Les femmes endossent toute la charge de la parentalité
« Aucune féministe ne sera contre l’extension d’un congé maternité, admet Elsa Foucraut, membre de l’association Parents & Féministes, avant de préciser : Aujourd’hui, seulement une minorité de femmes peuvent reprendre le travail à l’issue du congé maternité. La majorité doit prolonger d’une manière ou d’une autre, souvent en bricolant avec les RTT ou le congé parental ».
Si la proposition de la Cour des comptes a du bon, un élément dérange : « Le rapport recommande d’allonger le congé maternité dans le but de réduire la pression sur l’offre de mode de garde et que ce soient les mères qui s’occupent des enfants. On parle bien des femmes, pas des parents », s’insurge Elsa Foucraut. En effet, dans son rapport, la Cour ne suggère aucun allongement du congé paternité, fixé à 28 jours.
Parents & Féministes n’est pas le seul collectif à s’en indigner.
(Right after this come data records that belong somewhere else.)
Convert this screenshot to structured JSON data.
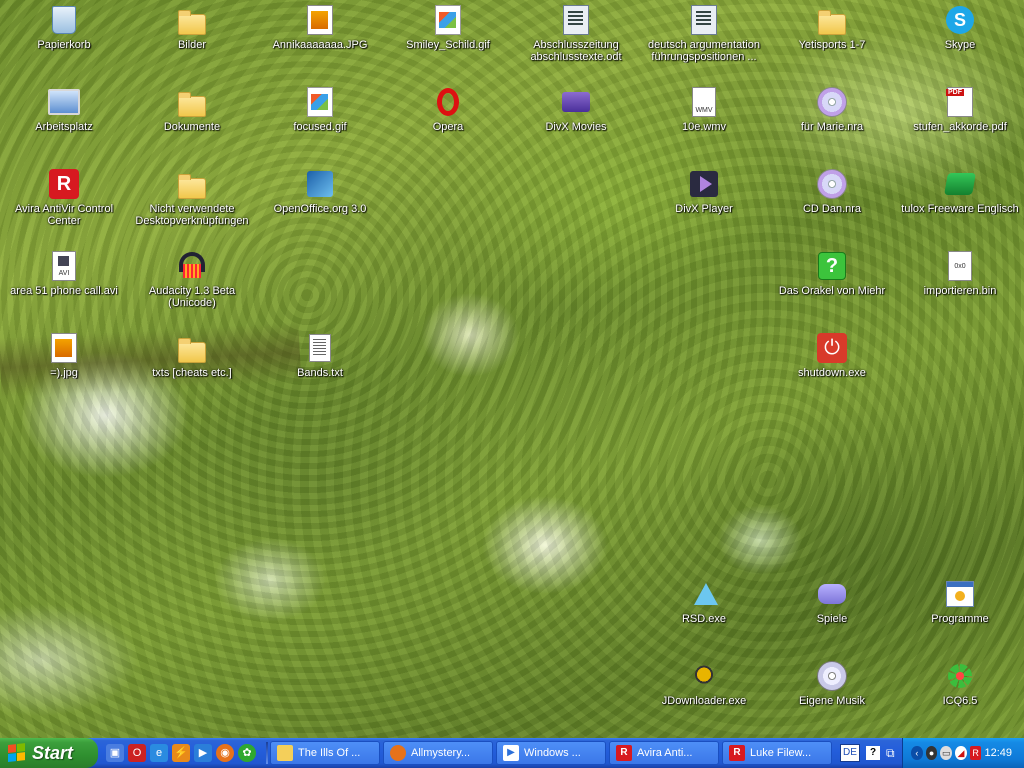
{
  "desktop": {
    "icons": [
      {
        "label": "Papierkorb",
        "icon": "recycle-bin-icon"
      },
      {
        "label": "Bilder",
        "icon": "folder-icon"
      },
      {
        "label": "Annikaaaaaaa.JPG",
        "icon": "image-file-icon"
      },
      {
        "label": "Smiley_Schild.gif",
        "icon": "image-file-icon"
      },
      {
        "label": "Abschlusszeitung abschlusstexte.odt",
        "icon": "odt-document-icon"
      },
      {
        "label": "deutsch argumentation führungspositionen ...",
        "icon": "odt-document-icon"
      },
      {
        "label": "Yetisports 1-7",
        "icon": "folder-icon"
      },
      {
        "label": "Skype",
        "icon": "skype-icon"
      },
      {
        "label": "Arbeitsplatz",
        "icon": "my-computer-icon"
      },
      {
        "label": "Dokumente",
        "icon": "folder-icon"
      },
      {
        "label": "focused.gif",
        "icon": "image-file-icon"
      },
      {
        "label": "Opera",
        "icon": "opera-icon"
      },
      {
        "label": "DivX Movies",
        "icon": "divx-movies-icon"
      },
      {
        "label": "10e.wmv",
        "icon": "wmv-video-icon"
      },
      {
        "label": "für Marie.nra",
        "icon": "cd-image-icon"
      },
      {
        "label": "stufen_akkorde.pdf",
        "icon": "pdf-icon"
      },
      {
        "label": "Avira AntiVir Control Center",
        "icon": "avira-icon"
      },
      {
        "label": "Nicht verwendete Desktopverknüpfungen",
        "icon": "folder-icon"
      },
      {
        "label": "OpenOffice.org 3.0",
        "icon": "openoffice-icon"
      },
      {
        "label": "DivX Player",
        "icon": "divx-player-icon"
      },
      {
        "label": "CD Dan.nra",
        "icon": "cd-image-icon"
      },
      {
        "label": "tulox Freeware Englisch",
        "icon": "tulox-icon"
      },
      {
        "label": "area 51 phone call.avi",
        "icon": "avi-video-icon"
      },
      {
        "label": "Audacity 1.3 Beta (Unicode)",
        "icon": "audacity-icon"
      },
      {
        "label": "Das Orakel von Miehr",
        "icon": "question-mark-icon"
      },
      {
        "label": "importieren.bin",
        "icon": "bin-file-icon"
      },
      {
        "label": "=).jpg",
        "icon": "jpg-file-icon"
      },
      {
        "label": "txts [cheats etc.]",
        "icon": "folder-icon"
      },
      {
        "label": "Bands.txt",
        "icon": "text-file-icon"
      },
      {
        "label": "shutdown.exe",
        "icon": "power-icon"
      },
      {
        "label": "RSD.exe",
        "icon": "rsd-icon"
      },
      {
        "label": "Spiele",
        "icon": "games-icon"
      },
      {
        "label": "Programme",
        "icon": "programs-icon"
      },
      {
        "label": "JDownloader.exe",
        "icon": "jdownloader-icon"
      },
      {
        "label": "Eigene Musik",
        "icon": "music-cd-icon"
      },
      {
        "label": "ICQ6.5",
        "icon": "icq-icon"
      }
    ]
  },
  "taskbar": {
    "start_label": "Start",
    "tasks": [
      {
        "label": "The Ills Of ...",
        "icon": "folder-icon"
      },
      {
        "label": "Allmystery...",
        "icon": "firefox-icon"
      },
      {
        "label": "Windows ...",
        "icon": "media-player-icon"
      },
      {
        "label": "Avira Anti...",
        "icon": "avira-icon"
      },
      {
        "label": "Luke Filew...",
        "icon": "avira-icon"
      }
    ],
    "language": "DE",
    "clock": "12:49"
  },
  "colors": {
    "taskbar_blue": "#245edb",
    "start_green": "#3c9f3c",
    "tray_blue": "#0f7ad8"
  }
}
Dans une tribune publiée dans le journal Le Monde le 15 janvier 2025, plusieurs voix féministes, comme l’économiste Céline Piques, membre du Haut Conseil à l’égalité et porte-parole d’Osez le féminisme ! ou Ingrid Darroman, membre de la Fondation Copernic et du Collectif national pour les droits des femmes, dénoncent à l’unisson : « Proposer d’allonger le congé maternité en oubliant le congé paternité va à l’opposé d’une politique pour l’égalité et pour l’investissement des hommes auprès des enfants dès leur naissance. »
Pourquoi allonger le congé maternité et pas le congé paternité ? Pour l’économiste Hélène Périvier, spécialiste des politiques sociales, familiales et des inégalités entre les sexes, c’est une question propre au modèle du congé parental français.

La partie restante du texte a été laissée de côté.